ABSTRACT
In order to understand the complex processes involved during combustion, it is very important to measure the concentration of various species as they are used and generated during this process. But what do we mean by “species”? The species in a combustion system consists of atoms, molecules, radicals, and ions. We know that molecules are the uncharged species with paired electron spins. Examples of molecules are monoatomic (He, Ar), diatomic (CO, H2), and polyatomic species (CH4, C2H6, C3H8, NH3, etc.). Species with unpaired electron spins are called radicals. For example, species such as O, H, OH, CH, and CH3 are radicals. Monatomic molecules that are paired can be labeled as atoms. These radicals are more reactive in nature than stable molecules due to the presence of unpaired electrons that can cause the chemical reactions to be faster.
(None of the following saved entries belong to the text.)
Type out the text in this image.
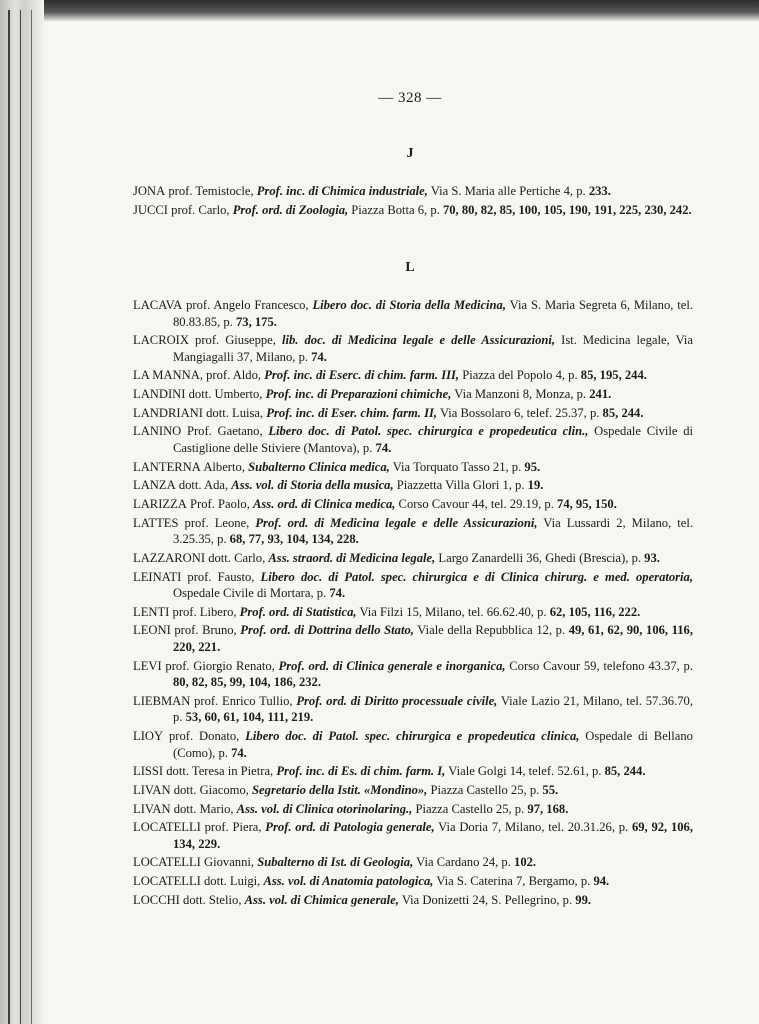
— 328 —
J

JONA prof. Temistocle, Prof. inc. di Chimica industriale, Via S. Maria alle Pertiche 4, p. 233.

JUCCI prof. Carlo, Prof. ord. di Zoologia, Piazza Botta 6, p. 70, 80, 82, 85, 100, 105, 190, 191, 225, 230, 242.

L

LACAVA prof. Angelo Francesco, Libero doc. di Storia della Medicina, Via S. Maria Segreta 6, Milano, tel. 80.83.85, p. 73, 175.

LACROIX prof. Giuseppe, lib. doc. di Medicina legale e delle Assicurazioni, Ist. Medicina legale, Via Mangiagalli 37, Milano, p. 74.

LA MANNA, prof. Aldo, Prof. inc. di Eserc. di chim. farm. III, Piazza del Popolo 4, p. 85, 195, 244.

LANDINI dott. Umberto, Prof. inc. di Preparazioni chimiche, Via Manzoni 8, Monza, p. 241.

LANDRIANI dott. Luisa, Prof. inc. di Eser. chim. farm. II, Via Bossolaro 6, telef. 25.37, p. 85, 244.

LANINO Prof. Gaetano, Libero doc. di Patol. spec. chirurgica e propedeutica clin., Ospedale Civile di Castiglione delle Stiviere (Mantova), p. 74.

LANTERNA Alberto, Subalterno Clinica medica, Via Torquato Tasso 21, p. 95.

LANZA dott. Ada, Ass. vol. di Storia della musica, Piazzetta Villa Glori 1, p. 19.

LARIZZA Prof. Paolo, Ass. ord. di Clinica medica, Corso Cavour 44, tel. 29.19, p. 74, 95, 150.

LATTES prof. Leone, Prof. ord. di Medicina legale e delle Assicurazioni, Via Lussardi 2, Milano, tel. 3.25.35, p. 68, 77, 93, 104, 134, 228.

LAZZARONI dott. Carlo, Ass. straord. di Medicina legale, Largo Zanardelli 36, Ghedi (Brescia), p. 93.

LEINATI prof. Fausto, Libero doc. di Patol. spec. chirurgica e di Clinica chirurg. e med. operatoria, Ospedale Civile di Mortara, p. 74.

LENTI prof. Libero, Prof. ord. di Statistica, Via Filzi 15, Milano, tel. 66.62.40, p. 62, 105, 116, 222.

LEONI prof. Bruno, Prof. ord. di Dottrina dello Stato, Viale della Repubblica 12, p. 49, 61, 62, 90, 106, 116, 220, 221.

LEVI prof. Giorgio Renato, Prof. ord. di Clinica generale e inorganica, Corso Cavour 59, telefono 43.37, p. 80, 82, 85, 99, 104, 186, 232.

LIEBMAN prof. Enrico Tullio, Prof. ord. di Diritto processuale civile, Viale Lazio 21, Milano, tel. 57.36.70, p. 53, 60, 61, 104, 111, 219.

LIOY prof. Donato, Libero doc. di Patol. spec. chirurgica e propedeutica clinica, Ospedale di Bellano (Como), p. 74.

LISSI dott. Teresa in Pietra, Prof. inc. di Es. di chim. farm. I, Viale Golgi 14, telef. 52.61, p. 85, 244.

LIVAN dott. Giacomo, Segretario della Istit. «Mondino», Piazza Castello 25, p. 55.

LIVAN dott. Mario, Ass. vol. di Clinica otorinolaring., Piazza Castello 25, p. 97, 168.

LOCATELLI prof. Piera, Prof. ord. di Patologia generale, Via Doria 7, Milano, tel. 20.31.26, p. 69, 92, 106, 134, 229.

LOCATELLI Giovanni, Subalterno di Ist. di Geologia, Via Cardano 24, p. 102.

LOCATELLI dott. Luigi, Ass. vol. di Anatomia patologica, Via S. Caterina 7, Bergamo, p. 94.

LOCCHI dott. Stelio, Ass. vol. di Chimica generale, Via Donizetti 24, S. Pellegrino, p. 99.
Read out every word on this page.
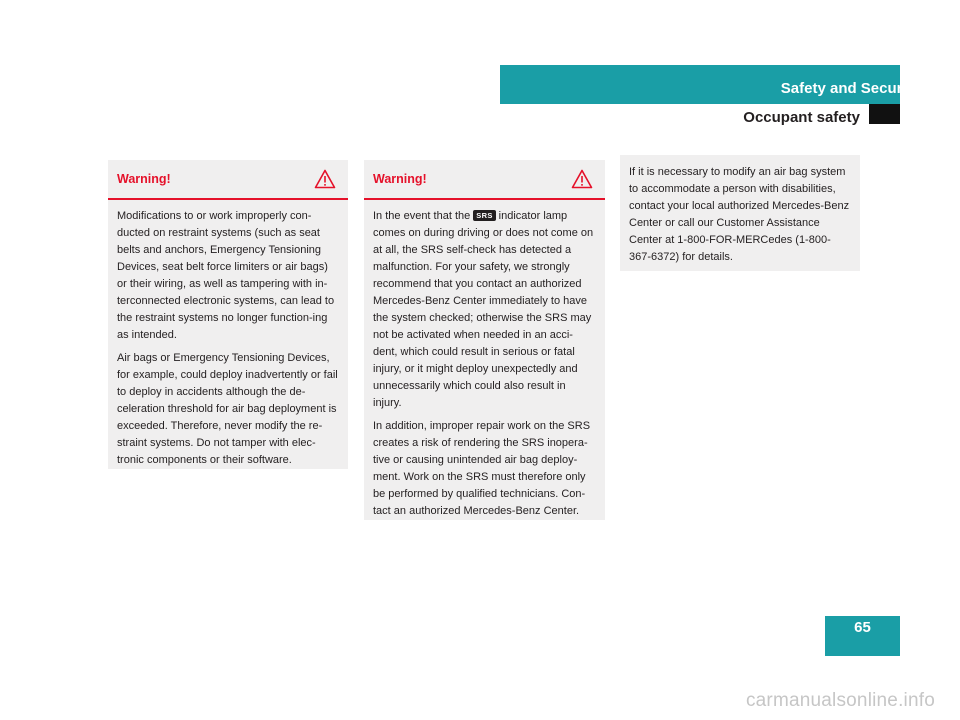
Safety and Security
Occupant safety
Warning!

Modifications to or work improperly con-ducted on restraint systems (such as seat belts and anchors, Emergency Tensioning Devices, seat belt force limiters or air bags) or their wiring, as well as tampering with in-terconnected electronic systems, can lead to the restraint systems no longer function-ing as intended.

Air bags or Emergency Tensioning Devices, for example, could deploy inadvertently or fail to deploy in accidents although the de-celeration threshold for air bag deployment is exceeded. Therefore, never modify the re-straint systems. Do not tamper with elec-tronic components or their software.

Warning!

In the event that the SRS indicator lamp comes on during driving or does not come on at all, the SRS self-check has detected a malfunction. For your safety, we strongly recommend that you contact an authorized Mercedes-Benz Center immediately to have the system checked; otherwise the SRS may not be activated when needed in an acci-dent, which could result in serious or fatal injury, or it might deploy unexpectedly and unnecessarily which could also result in injury.

In addition, improper repair work on the SRS creates a risk of rendering the SRS inopera-tive or causing unintended air bag deploy-ment. Work on the SRS must therefore only be performed by qualified technicians. Con-tact an authorized Mercedes-Benz Center.

If it is necessary to modify an air bag system to accommodate a person with disabilities, contact your local authorized Mercedes-Benz Center or call our Customer Assistance Center at 1-800-FOR-MERCedes (1-800-367-6372) for details.

65
carmanualsonline.info
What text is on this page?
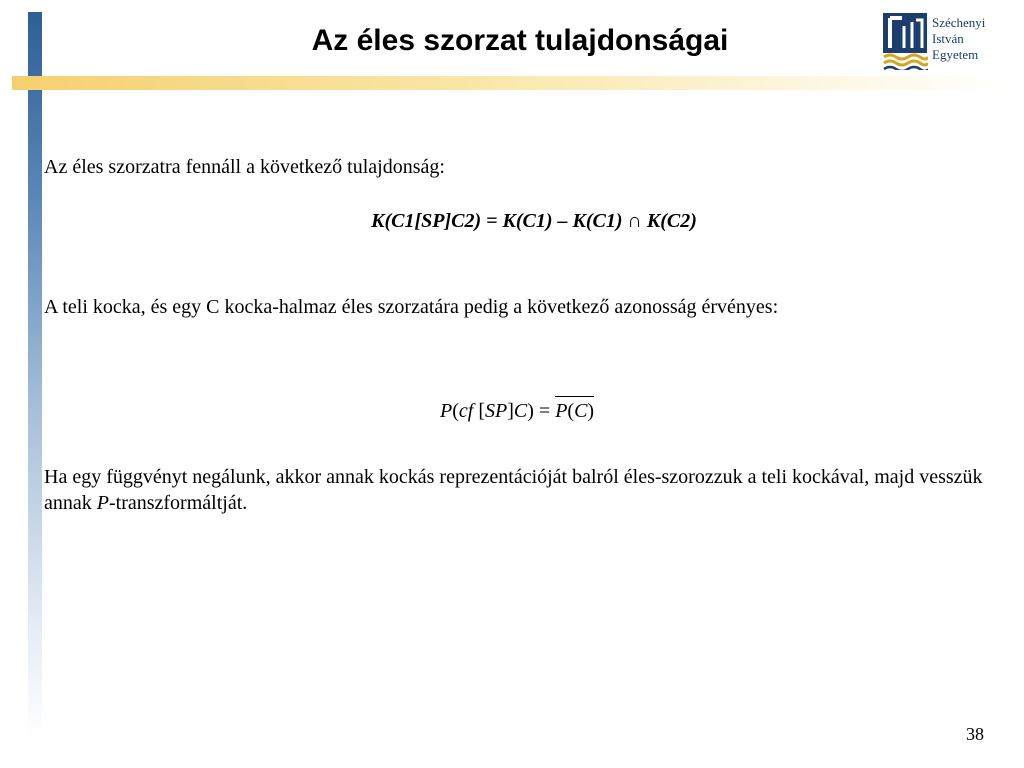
Az éles szorzat tulajdonságai
Széchenyi
István
Egyetem

Az éles szorzatra fennáll a következő tulajdonság:

K(C1[SP]C2) = K(C1) – K(C1) ∩ K(C2)

A teli kocka, és egy C kocka-halmaz éles szorzatára pedig a következő azonosság érvényes:

P(cf [SP]C) = P(C)

Ha egy függvényt negálunk, akkor annak kockás reprezentációját balról éles-szorozzuk a teli kockával, majd vesszük annak P-transzformáltját.

38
As a
result, the lifetimes of radicals are quite short due to higher reactivity. This is mostly confined to the high-temperature zones of combustion. If molecules are charged, they are called ions. For example, H+ and O-are ions. Generally ions will be more reactive than radicals but their concentrations are too negligibly small to contribute to the chemical conversion of fuel and oxidizer into its product. The determination of species, both stable molecules and radicals, are quite important in the reaction scheme used in the simulation of a combustion system. The utilities of species in a reaction scheme can be divided into three categories: reactants, intermediate, and products. We know that any atom, radical, and molecule can be termed as an intermediate species if its concentration attains a peak value across the flame. The products can include atoms, radicals, and molecules although molecules are the more desirable product in a combustion system.